PASURUAN, RadarBangsa.co.id – Satuan Polisi Pamong Praja (Satpol PP) Kabupaten Pasuruan kembali melakukan penertiban terhadap penjualan minuman keras (miras) yang masih bebas dijual di wilayahnya. Operasi terbaru digelar Selasa (9/9/2025) di Toko Ultra, yang terletak di Pertokoan Delta Permai, Komplek Terminal Pandaan, aset milik pemerintah daerah.
Penjualan minuman keras di Kabupaten Pasuruan diatur melalui Peraturan Daerah Nomor 10 Tahun 2009 tentang Pengawasan, Pengendalian, dan Penertiban Peredaran serta Penjualan Minuman Beralkohol. Meski aturan sudah jelas, sejumlah toko masih nekat menjual miras, yang berpotensi membahayakan generasi muda dan menimbulkan gangguan ketertiban umum.
Kepala Satpol PP Kabupaten Pasuruan, Rido Nugroho, mengatakan penertiban dilakukan setelah pihaknya menerima laporan masyarakat mengenai aktivitas penjualan miras di Toko Ultra selama hampir sebulan terakhir. “Awalnya dapat laporan dan kita tindak lanjuti keberadaannya, terbukti menjual miras berbagai merk dan langsung kita sita kemarin,” ujar Rido.

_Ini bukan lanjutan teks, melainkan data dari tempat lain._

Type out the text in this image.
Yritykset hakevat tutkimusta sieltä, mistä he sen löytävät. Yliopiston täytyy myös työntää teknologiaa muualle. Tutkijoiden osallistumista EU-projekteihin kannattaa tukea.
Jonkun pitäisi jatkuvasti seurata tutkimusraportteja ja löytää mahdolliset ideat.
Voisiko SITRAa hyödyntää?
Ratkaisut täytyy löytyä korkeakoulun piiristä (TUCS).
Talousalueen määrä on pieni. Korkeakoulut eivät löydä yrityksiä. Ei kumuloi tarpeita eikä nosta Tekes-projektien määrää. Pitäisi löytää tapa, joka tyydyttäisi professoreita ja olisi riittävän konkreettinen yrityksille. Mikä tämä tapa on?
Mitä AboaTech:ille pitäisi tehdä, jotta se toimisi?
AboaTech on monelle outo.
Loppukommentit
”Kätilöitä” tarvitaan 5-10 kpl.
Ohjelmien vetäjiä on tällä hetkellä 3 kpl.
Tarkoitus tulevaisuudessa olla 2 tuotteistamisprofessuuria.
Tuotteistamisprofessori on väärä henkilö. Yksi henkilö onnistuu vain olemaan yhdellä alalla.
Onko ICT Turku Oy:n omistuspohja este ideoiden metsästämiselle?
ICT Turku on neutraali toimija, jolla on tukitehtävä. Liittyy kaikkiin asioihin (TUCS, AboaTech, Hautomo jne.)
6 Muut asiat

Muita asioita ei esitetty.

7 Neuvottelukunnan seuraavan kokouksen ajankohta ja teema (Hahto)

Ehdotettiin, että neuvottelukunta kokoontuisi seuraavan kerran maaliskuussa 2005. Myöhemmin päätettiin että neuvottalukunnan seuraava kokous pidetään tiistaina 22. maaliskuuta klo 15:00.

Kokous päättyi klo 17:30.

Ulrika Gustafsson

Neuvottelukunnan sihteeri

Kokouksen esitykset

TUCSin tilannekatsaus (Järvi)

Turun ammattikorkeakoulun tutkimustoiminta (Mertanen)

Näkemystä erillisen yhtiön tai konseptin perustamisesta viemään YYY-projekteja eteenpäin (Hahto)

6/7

Sebelum tindakan tegas, Dinas Perindustrian dan Perdagangan (Disperindag) telah memberikan teguran kepada pemilik toko, yang diketahui berinisial R. Namun, teguran tersebut tidak diindahkan, sehingga Satpol PP melanjutkan dengan penindakan.
Hasil penertiban pada Senin (8/9/2025) mencatat penyitaan sebanyak 1.683 botol miras, mulai dari kelas rendah hingga premium. Ironisnya, meski sudah ditertibkan, pemilik toko diduga kembali menjual miras, sehingga petugas kembali melakukan penyitaan dan berhasil mengamankan 147 botol dari berbagai merk. “Kami duga bandel, ya kami tertibkan lagi,” tegas Rido.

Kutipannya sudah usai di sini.